The new bench asked the Centre to form a committee to make recommendations, after making a study of the pay scales of nurses in private hospitals within a month, and directed the state to implement them within six months thereafter. 

Had the social justice bench continued to hear the matter, it would have preferred to monitor the results of its directions, for a few months.

Others, however, disagree.  They believe that if social justice matters are heard by only one bench, and if the composition of the bench changes, none can guarantee the commitment of the bench to monitor such cases, and as a result, all social justice matters may suffer.

Instead, if such matters are fairly distributed across all the benches, there may be considerable hope that at least some would see the light of the day, they say.  

Apart from the Trained Nurses Association of India case, other cases, which were earlier heard by the social justice bench, but were listed before other benches were as follows:

Karma Dorjee & Ors v.
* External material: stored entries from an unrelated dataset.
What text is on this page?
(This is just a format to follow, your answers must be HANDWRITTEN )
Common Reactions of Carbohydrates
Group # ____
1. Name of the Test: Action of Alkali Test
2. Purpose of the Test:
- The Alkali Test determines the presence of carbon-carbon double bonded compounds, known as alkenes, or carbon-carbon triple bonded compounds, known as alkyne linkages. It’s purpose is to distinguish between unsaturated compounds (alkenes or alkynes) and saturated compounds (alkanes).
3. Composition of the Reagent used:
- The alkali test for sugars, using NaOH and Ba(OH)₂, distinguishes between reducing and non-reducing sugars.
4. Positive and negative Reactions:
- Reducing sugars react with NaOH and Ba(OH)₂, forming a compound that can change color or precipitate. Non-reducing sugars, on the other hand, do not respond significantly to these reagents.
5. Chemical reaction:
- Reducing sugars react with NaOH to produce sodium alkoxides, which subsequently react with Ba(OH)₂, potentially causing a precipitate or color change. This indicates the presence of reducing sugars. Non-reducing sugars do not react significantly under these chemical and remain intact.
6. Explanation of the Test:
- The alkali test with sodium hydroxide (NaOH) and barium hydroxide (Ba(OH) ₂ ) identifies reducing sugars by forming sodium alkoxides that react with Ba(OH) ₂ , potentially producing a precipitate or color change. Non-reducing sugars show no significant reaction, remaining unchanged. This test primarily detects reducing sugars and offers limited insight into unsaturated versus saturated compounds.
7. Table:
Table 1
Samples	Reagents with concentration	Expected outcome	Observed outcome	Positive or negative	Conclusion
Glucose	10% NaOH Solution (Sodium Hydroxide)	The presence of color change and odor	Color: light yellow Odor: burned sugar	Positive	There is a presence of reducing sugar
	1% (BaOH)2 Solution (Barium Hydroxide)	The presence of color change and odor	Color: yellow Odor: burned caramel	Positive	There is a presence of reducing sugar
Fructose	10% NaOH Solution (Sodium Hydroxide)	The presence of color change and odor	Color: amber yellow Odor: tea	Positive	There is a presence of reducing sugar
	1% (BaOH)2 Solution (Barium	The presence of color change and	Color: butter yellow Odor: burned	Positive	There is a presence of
Union of India: This is about the concerns of the people of the North East living in other parts of the country

Savelife Foundation v. Union of India: This is about the protection of Good Samaritans, who assist the victims of road accidents

The case Re-Inhuman conditions in 1382 prisons - also heard by social justice bench earlier - was listed before a bench which included Justice Lokur and Justice RK Agrawal.

Despite the breaking of Lokur-Lalit bench, it seems that the bench will specially meet to hear the ongoing Manipur encounters case, which is nearing a decisive stage.

The case was last heard on 14 January and the bench is scheduled to sit again on 12 February to hear the matter.